Ah ! c’en est trop, toute mon âme est changée ; je vous parlerai de lui avec sang-froid, avec dédain ; ce départ est mille fois plus coupable que son mariage ! aucune erreur, de quelque nature qu’elle soit, ne peut l’expliquer : c’est de la barbarie froide, légère ; je ne retrouve pas même ses défauts dans cette conduite ; je me suis trompée, j’ai mis une illusion, la plus noble, la plus séduisante de toutes, à la place de son caractère. Eh bien, renonçons à cette illusion comme à toutes celles dont le cœur est avide ; il faut, tant qu’il est ordonné de vivre, repousser les affections qui rattachent à l’idée du bonheur : dès qu’elles le promettent, elles trompent.
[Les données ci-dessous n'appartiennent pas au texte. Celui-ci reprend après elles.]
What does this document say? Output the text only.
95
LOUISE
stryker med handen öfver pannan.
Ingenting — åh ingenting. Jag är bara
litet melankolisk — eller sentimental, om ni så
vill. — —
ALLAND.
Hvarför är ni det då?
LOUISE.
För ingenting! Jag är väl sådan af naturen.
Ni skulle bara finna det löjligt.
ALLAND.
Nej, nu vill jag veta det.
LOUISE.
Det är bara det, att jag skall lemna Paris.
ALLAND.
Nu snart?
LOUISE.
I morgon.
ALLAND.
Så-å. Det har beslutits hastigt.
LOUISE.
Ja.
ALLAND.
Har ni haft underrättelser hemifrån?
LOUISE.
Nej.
Adieu, Louise, je n’ai que des sentiments amers, je répugne à les exprimer ; adieu.

LETTRE XXIV. — DELPHINE À MADEMOISELLE D’ALBÉMAR.
Ce 21 septembre.

Je n’ai pas eu depuis deux jours la force de vous écrire ; je craindrais cependant qu’un plus long silence ne vous inquiétât, je ne veux pas le prolonger ; mais que puis-je dire maintenant ? rien, plus rien du tout ; il n’y a pas même dans ma vie de la douleur à confier. J’ai du dégoût de moi, puisque je ne peux penser à lui ; il n’y a rien dans mon âme, rien dans mon esprit qui m’intéresse. Je ne pars pas immédiatement, parce que Thérèse reste encore quelque temps chez moi, et que madame de Vernon est malade, peut-être ruinée ; je veux la consoler et réparer ainsi mes injustes soupçons contre elle. J’ai encore en ma puissance de la fortune et des soins, je veux faire de ce qui me reste du bien à quelqu’un, et, s’il se peut, surtout à madame de Vernon. Je m’étonne que je puisse servir à quoi que ce soit dans ce monde ; mais enfin si je puis, je le dois.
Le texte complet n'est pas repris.